Another day, another Quaker film on the silver screen. Gavin O’Connor, the director of new action–thriller The Accountant, attended Penn from 1983–1986 and came back in 1991 to finish up his sociology degree. He broke into the filmmaking scene with his 1999 com–dram Tumbleweeds, and has since been honing his craft of making muscular action movies including 2011’s Warrior and last year’s Jane Got a Gun.

The Accountant is a work in the same sleek and brawny vein. It follows Christian Wolff, played by Ben Affleck, as a modest number–cruncher living in Middle America. He served a stint in prison, where he was schooled by an inmate in how to correct fraudulent account histories and given the contact information for a network of international criminal organizations. He amasses a fortune that he funnels through his accounting front and leaves in airstream in a storage unit, while living a nondescript life in suburbia. But his consulting services tip off the US Treasury Department, who begin snooping into his life while he begins a dangerous audit of a robotic prosthetics company called Living Robotics.
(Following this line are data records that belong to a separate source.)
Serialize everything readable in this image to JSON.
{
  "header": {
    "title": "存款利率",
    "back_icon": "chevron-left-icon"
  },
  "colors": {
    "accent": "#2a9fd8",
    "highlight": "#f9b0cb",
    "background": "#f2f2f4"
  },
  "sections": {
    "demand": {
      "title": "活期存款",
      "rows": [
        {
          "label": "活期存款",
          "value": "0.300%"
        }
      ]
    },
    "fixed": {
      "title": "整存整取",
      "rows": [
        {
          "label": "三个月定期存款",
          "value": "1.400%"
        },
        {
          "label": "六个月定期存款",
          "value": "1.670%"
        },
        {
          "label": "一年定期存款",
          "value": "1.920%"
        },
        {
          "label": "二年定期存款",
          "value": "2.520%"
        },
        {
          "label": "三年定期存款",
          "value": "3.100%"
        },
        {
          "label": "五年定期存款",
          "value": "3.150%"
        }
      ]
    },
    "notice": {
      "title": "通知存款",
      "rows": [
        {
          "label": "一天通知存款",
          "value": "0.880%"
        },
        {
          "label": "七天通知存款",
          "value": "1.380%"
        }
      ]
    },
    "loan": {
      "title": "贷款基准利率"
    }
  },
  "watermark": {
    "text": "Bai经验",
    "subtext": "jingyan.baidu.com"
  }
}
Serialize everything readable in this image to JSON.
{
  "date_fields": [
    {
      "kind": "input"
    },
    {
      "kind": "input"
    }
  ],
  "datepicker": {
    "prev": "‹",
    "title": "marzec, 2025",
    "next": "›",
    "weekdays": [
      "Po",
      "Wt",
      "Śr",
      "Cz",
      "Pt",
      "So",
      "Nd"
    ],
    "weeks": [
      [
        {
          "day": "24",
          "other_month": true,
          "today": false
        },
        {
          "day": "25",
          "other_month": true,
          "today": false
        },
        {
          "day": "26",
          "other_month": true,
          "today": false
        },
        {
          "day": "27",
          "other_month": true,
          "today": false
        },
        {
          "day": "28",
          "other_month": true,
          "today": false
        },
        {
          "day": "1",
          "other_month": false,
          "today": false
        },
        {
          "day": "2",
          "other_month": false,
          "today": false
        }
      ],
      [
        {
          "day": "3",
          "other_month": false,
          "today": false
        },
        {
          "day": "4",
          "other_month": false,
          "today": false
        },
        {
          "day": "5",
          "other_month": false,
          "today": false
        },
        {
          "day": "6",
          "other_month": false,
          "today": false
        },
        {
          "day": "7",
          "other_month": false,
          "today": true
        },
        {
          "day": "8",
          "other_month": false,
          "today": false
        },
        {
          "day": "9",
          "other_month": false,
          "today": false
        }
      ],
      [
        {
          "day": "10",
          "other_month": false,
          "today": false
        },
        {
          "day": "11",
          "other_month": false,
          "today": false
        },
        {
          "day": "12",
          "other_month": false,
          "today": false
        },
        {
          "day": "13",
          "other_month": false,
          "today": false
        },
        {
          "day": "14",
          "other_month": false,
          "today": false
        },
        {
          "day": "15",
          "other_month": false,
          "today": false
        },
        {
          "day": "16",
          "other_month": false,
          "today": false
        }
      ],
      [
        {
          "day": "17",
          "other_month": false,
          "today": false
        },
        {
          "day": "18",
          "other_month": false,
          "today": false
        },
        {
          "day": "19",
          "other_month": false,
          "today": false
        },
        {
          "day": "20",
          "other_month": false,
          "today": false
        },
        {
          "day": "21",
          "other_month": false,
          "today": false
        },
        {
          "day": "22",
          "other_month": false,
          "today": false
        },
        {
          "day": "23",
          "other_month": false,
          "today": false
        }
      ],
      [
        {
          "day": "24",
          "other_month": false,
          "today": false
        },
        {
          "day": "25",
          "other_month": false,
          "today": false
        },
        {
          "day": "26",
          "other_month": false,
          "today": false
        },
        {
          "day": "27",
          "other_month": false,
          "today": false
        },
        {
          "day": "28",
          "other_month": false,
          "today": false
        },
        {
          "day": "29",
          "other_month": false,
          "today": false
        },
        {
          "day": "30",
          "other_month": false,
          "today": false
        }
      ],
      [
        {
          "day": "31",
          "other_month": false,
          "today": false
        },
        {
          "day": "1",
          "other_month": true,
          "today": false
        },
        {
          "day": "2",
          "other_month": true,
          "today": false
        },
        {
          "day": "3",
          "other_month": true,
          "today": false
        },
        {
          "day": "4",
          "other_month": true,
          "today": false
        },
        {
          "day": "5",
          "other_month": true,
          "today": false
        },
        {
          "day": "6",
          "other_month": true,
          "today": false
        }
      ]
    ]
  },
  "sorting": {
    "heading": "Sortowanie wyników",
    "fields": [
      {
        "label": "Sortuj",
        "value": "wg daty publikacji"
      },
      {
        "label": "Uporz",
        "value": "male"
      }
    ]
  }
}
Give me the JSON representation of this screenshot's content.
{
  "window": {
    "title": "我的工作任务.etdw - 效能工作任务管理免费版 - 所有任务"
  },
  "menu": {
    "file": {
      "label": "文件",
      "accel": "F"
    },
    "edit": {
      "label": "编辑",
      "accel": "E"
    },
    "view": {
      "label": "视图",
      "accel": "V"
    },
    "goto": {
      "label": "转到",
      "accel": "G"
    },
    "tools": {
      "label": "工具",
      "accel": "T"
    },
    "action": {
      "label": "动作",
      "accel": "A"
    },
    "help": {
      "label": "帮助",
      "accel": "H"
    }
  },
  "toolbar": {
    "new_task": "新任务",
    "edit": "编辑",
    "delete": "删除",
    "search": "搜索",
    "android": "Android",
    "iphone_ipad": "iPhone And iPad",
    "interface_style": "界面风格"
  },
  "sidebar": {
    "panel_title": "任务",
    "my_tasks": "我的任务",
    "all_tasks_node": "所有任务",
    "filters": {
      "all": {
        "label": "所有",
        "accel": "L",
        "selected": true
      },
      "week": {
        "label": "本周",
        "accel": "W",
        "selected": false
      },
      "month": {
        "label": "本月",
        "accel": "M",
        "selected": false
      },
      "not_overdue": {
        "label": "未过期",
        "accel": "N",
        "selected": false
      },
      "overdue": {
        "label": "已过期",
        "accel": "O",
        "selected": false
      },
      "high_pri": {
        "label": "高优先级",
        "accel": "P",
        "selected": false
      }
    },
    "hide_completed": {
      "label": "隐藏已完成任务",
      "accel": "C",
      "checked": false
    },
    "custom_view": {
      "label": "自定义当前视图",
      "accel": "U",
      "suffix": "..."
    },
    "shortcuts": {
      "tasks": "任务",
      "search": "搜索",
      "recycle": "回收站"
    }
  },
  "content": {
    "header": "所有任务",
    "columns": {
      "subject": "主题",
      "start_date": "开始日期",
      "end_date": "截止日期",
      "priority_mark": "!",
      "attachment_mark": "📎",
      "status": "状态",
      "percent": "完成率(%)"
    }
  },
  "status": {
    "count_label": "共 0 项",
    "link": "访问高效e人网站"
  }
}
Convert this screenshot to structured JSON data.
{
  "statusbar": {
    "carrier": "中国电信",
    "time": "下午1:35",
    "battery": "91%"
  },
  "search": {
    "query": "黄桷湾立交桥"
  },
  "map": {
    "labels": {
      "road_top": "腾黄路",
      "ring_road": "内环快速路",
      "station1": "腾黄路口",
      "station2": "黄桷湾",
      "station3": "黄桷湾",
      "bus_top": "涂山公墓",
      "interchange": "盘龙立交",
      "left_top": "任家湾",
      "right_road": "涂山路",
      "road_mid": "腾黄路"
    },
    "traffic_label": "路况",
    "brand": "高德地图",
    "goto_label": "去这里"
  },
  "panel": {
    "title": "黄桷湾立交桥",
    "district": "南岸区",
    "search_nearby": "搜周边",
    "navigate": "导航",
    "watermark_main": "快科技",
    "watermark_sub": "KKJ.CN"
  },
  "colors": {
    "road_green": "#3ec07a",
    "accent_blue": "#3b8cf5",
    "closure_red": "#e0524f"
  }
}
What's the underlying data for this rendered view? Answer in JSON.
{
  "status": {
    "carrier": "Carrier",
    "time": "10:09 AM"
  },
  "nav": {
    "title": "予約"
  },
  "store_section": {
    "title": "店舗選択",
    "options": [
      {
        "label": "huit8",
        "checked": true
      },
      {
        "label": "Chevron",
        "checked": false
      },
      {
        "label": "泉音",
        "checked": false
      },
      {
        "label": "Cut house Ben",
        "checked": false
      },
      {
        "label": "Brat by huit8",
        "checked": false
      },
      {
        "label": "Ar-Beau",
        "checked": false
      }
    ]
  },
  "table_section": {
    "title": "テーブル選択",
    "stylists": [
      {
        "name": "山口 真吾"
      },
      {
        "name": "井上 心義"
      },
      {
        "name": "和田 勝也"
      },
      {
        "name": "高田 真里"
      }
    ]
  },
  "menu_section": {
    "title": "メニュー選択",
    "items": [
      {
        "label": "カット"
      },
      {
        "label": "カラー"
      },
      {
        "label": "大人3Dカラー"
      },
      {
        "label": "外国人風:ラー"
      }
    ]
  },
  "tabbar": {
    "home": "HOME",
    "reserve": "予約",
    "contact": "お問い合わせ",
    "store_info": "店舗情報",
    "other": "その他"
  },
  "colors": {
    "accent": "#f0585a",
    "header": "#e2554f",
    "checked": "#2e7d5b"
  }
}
Much of the film is built on slow–reveal flashbacks of Christian’s tumultuous relationship with his father and his coping with high–functioning autism. In many aspects, his disorder is the central driver of the film; the reason behind both his accounting genius and his father bringing him up to fight like a mercenary. It’s about how he navigates this internal difference, which is posed as something he can and should conquer without negotiation.

This father–son relationship and its portrayals of near abuse give the audience the deepest insight into what formed Christian as a character and led him to this self–imposed austerity. This same character duality is reflected in everyone he comes across in his financial adventures, including the Treasury Department analysts hot on his trail and the corporate managers at the company he’s consulting. But at times, the characters morally unravel in such a rapid succession that it becomes difficult for them to stay grounded in their motivations.

Sprinkled in as welcome release throughout are deadpan humorous moments, much of which draw their punch from the comedy of a neutered looking accountant curb stomping people. O'Connor explains that many of these were ad–libbed by Affleck, and he was grateful for their final inclusion in the film. If he didn’t display such agency as a character, Christian would be both the plot’s vehicle and its main joke.

The film works best in the instances when it veers away from classic action or thriller tropes. It would have been so sweet, though, I guess, if Chris had ignited a fiery short–lived relationship with Dana Cummings, the junior analyst at Living Robotics, played by Anna Kendrick, who discovered the hiccup that Christian has been called in to audit. Despite its weaknesses, The Accountant works best as a puzzle movie, so well so sometimes that the action seems grossly misplaced in comparison to its smarter moments.